Laval goes up 1-0 early on Belleville thanks to Nikita Jevpalovs! pic.twitter.com/VWvw9qyQSF— Scott Matla (@scottmatla) March 11, 2020
His versatility at the AHL level is such that he can play on the penalty kill, on the power play, and on any of the four lines, which makes him similar to everyone else on this list. He played Junior hockey under Bouchard for the Blainville-Boisbriand Armada.
His inconsistency is what drops him from a top-end player to a player on an AHL contract. While he does put up points and his contributions without the puck have improved, his occasional bright spots leave you wanting more.
Nikita Jevpalovs undresses Andreas Englund as he sets up Kevin Lynch's sixth goal of the season. pic.twitter.com/bnkEM7iv8t— Scott Matla (@scottmatla) February 1, 2020
Kevin Lynch — 54 GP, 7G-14A—21P
When Rocket training camp started, Kevin Lynch was a tryout playing a pre-season game. By the first game of the regular season, he became a mainstay in the lineup.
He earned his first NHL contract with the Tampa Bay Lightning for the 2018-19 season after 26 points in 57 games for the Syracuse Crunch in 2017-18. However, an injury forced him to miss all of 2018-19.

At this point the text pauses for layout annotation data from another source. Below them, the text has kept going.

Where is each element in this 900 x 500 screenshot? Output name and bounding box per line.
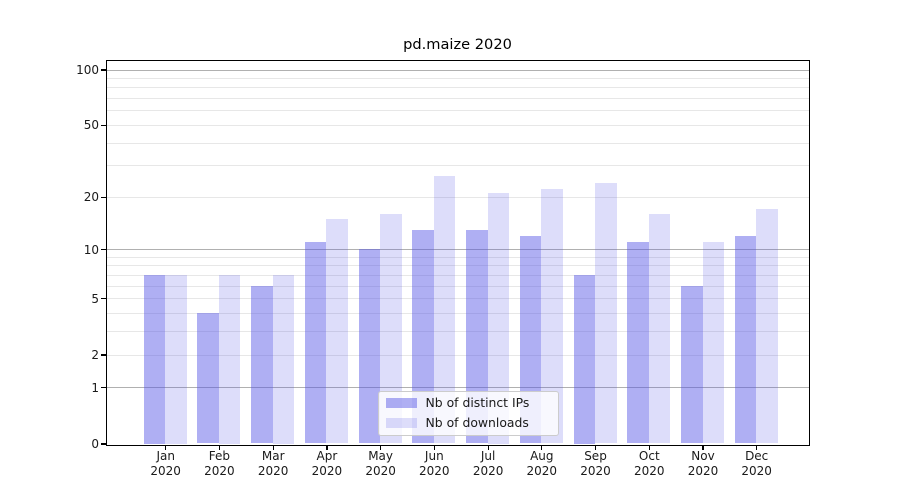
- minor-gridline-7: [106, 275, 809, 276]
- y-tick-label-100: 100: [76, 63, 99, 77]
- legend-swatch-distinct-ips: [385, 397, 417, 409]
- x-tick-mar: [272, 445, 274, 450]
- x-tick-oct: [648, 445, 650, 450]
- y-tick-5: [101, 298, 106, 300]
- bar-downloads-jul: [487, 193, 510, 444]
- y-tick-label-10: 10: [83, 242, 99, 257]
- minor-gridline-6: [106, 285, 809, 287]
- minor-gridline-2: [106, 354, 809, 356]
- x-tick-label-oct: Oct 2020: [634, 449, 665, 478]
- x-tick-label-sep: Sep 2020: [580, 449, 611, 478]
- x-tick-feb: [218, 445, 221, 450]
- x-tick-may: [380, 445, 382, 450]
- bar-downloads-nov: [702, 242, 724, 444]
- bar-distinct-ips-nov: [681, 285, 703, 444]
- bar-downloads-feb: [218, 275, 241, 444]
- x-tick-label-mar: Mar 2020: [257, 449, 289, 478]
- x-tick-label-jun: Jun 2020: [419, 449, 450, 478]
- minor-gridline-4: [106, 313, 809, 315]
- x-tick-aug: [541, 445, 543, 450]
- minor-gridline-60: [106, 110, 809, 112]
- bar-downloads-apr: [326, 218, 348, 444]
- y-tick-label-20: 20: [83, 190, 99, 205]
- x-tick-apr: [326, 445, 328, 450]
- y-tick-label-1: 1: [91, 380, 99, 395]
- x-tick-label-dec: Dec 2020: [741, 449, 772, 478]
- bar-downloads-jan: [165, 275, 187, 444]
- x-tick-label-may: May 2020: [365, 449, 396, 478]
- major-gridline-10: [106, 249, 809, 251]
- chart-title: pd.maize 2020: [403, 36, 512, 53]
- minor-gridline-3: [106, 331, 809, 333]
- bar-downloads-sep: [595, 182, 617, 444]
- minor-gridline-20: [106, 196, 809, 198]
- x-tick-label-jul: Jul 2020: [472, 449, 504, 478]
- x-tick-jan: [165, 445, 167, 450]
- legend-label-downloads: Nb of downloads: [425, 414, 529, 430]
- legend: Nb of distinct IPs Nb of downloads: [377, 390, 559, 436]
- y-tick-20: [101, 196, 106, 198]
- x-tick-dec: [756, 445, 758, 450]
- bar-downloads-aug: [541, 189, 563, 444]
- bar-downloads-may: [380, 213, 402, 444]
- minor-gridline-8: [106, 265, 809, 267]
- y-tick-0: [101, 443, 106, 445]
- minor-gridline-80: [106, 87, 809, 89]
- y-tick-label-0: 0: [91, 437, 99, 451]
- x-tick-label-aug: Aug 2020: [526, 449, 558, 478]
- bar-distinct-ips-may: [358, 249, 381, 444]
- bar-distinct-ips-jul: [466, 229, 488, 444]
- y-tick-100: [101, 69, 106, 71]
- minor-gridline-9: [106, 256, 809, 258]
- y-tick-1: [101, 387, 106, 389]
- bar-distinct-ips-apr: [304, 242, 327, 444]
- y-tick-2: [101, 354, 106, 356]
- y-tick-label-2: 2: [91, 348, 99, 362]
- y-tick-10: [101, 249, 106, 251]
- bar-distinct-ips-sep: [573, 275, 595, 444]
- minor-gridline-90: [106, 77, 809, 79]
- x-tick-nov: [702, 445, 704, 450]
- legend-label-distinct-ips: Nb of distinct IPs: [425, 394, 530, 410]
- y-tick-50: [101, 124, 106, 127]
- legend-swatch-downloads: [385, 417, 417, 429]
- legend-item-distinct-ips: Nb of distinct IPs: [385, 394, 558, 410]
- major-gridline-100: [106, 69, 809, 71]
- bar-downloads-oct: [648, 213, 671, 444]
- bar-distinct-ips-feb: [197, 313, 219, 444]
- major-gridline-1: [106, 387, 809, 389]
- x-tick-jul: [487, 445, 489, 450]
- bar-downloads-dec: [756, 209, 778, 444]
- minor-gridline-40: [106, 142, 809, 144]
- x-tick-sep: [594, 445, 597, 450]
- minor-gridline-70: [106, 98, 809, 100]
- minor-gridline-30: [106, 165, 809, 167]
- bar-distinct-ips-jun: [412, 229, 434, 444]
- bar-distinct-ips-dec: [734, 235, 757, 444]
- y-tick-label-50: 50: [83, 118, 99, 133]
- minor-gridline-5: [106, 298, 809, 300]
- x-tick-label-apr: Apr 2020: [311, 449, 343, 478]
- bar-downloads-mar: [272, 275, 295, 444]
- minor-gridline-50: [106, 124, 809, 126]
- x-tick-label-jan: Jan 2020: [150, 449, 181, 478]
- bar-downloads-jun: [433, 176, 456, 444]
- plot-area: Nb of distinct IPs Nb of downloads: [105, 59, 810, 446]
- x-tick-jun: [433, 445, 435, 450]
- bar-distinct-ips-oct: [627, 242, 649, 444]
- legend-item-downloads: Nb of downloads: [385, 414, 558, 430]
- bar-distinct-ips-jan: [143, 275, 166, 444]
- y-tick-label-5: 5: [91, 291, 99, 306]
- x-tick-label-feb: Feb 2020: [204, 449, 235, 478]
- x-tick-label-nov: Nov 2020: [687, 449, 719, 478]
- bar-distinct-ips-mar: [251, 285, 273, 444]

He used the training camp invite to show he had recovered and was a solid, versatile piece for the Rocket, proving once again that the organization has a real knack for finding that type of player to surround their prospects.
A leader for the team, Lynch was one of the centres on the club with the most defensive responsibility, and was also forced into top-six duty when injuries hit the team hard down the stretch.
Lukas Vejdemo attacks aggressively on the PK and forces a turnover, Kevin Lynch snipes a shorthanded goal as a result.— Scott Matla (@scottmatla) November 14, 2019
1-0 Rocket! pic.twitter.com/21X6msgiyT
Joe Cox — 46GP, 5G-10A—15P
The rise of Joe Cox from tryout to top-line player with Charles Hudon and Jesperi Kotkaniemi has already been documented, but that once more speaks to the team’s ability to find versatile players.
Cox is just a player who works harder than most, and uses that to gain an advantage on the ice. Whether it’s a forecheck, a backcheck, or a loose puck, you know Cox will give it his all, and that’s something that every hockey team needs.
Laurent Dauphin threads a perfect pass for Joe Cox.— Scott Matla (@scottmatla) March 7, 2020
Laval leads 1-0! pic.twitter.com/OpAS1JJjPO
If it weren’t for injuries, Cox’s role on the Rocket would have likely been even greater. His overall numbers may not have matched some of the others on this list, but he may have had the most impact on games that he played.
Ralph Cuddemi: 11GP, 2G, 3A—5P
Cuddemi was one of the top scorers in the ECHL when the Rocket gave him a tryout contract to fill in for injured players. He was productive before suffering a season-ending injury of his own. After 237 ECHL games over five seasons, he finally got a chance in the AHL and made the most of it.
It wouldn’t be a surprise if he gets another opportunity with the team.
Ralph Cuddemi gets his first in the AHL, and it's 5-1 Laval. pic.twitter.com/nUpnB9OAJY— Scott Matla (@scottmatla) December 29, 2019
Evan McEneny: 21GP, 2G, 1A—3P
Like Lynch, McEneny was brought into the team as a tryout while he was still recovering from an injury that ended his previous season. He ended up being a good depth defenceman for the Rocket but dealt with more injury issues throughout the season.
Maxim Lamarche: 32GP, 0G, 1A—1P
After signing a two-year contract with the team prior to the 2018-19 season, Lamarche saw his role decrease in his second year. After playing 73 games (3G, 16A) last year, Lamarche was a victim of the added organizational depth and relative health of the unit in the first half of the season.
He went long stretches without playing in a game, and was often forced into action with that rust. His inconsistent performance in the challenging situation didn’t help his bid to force the situation, either.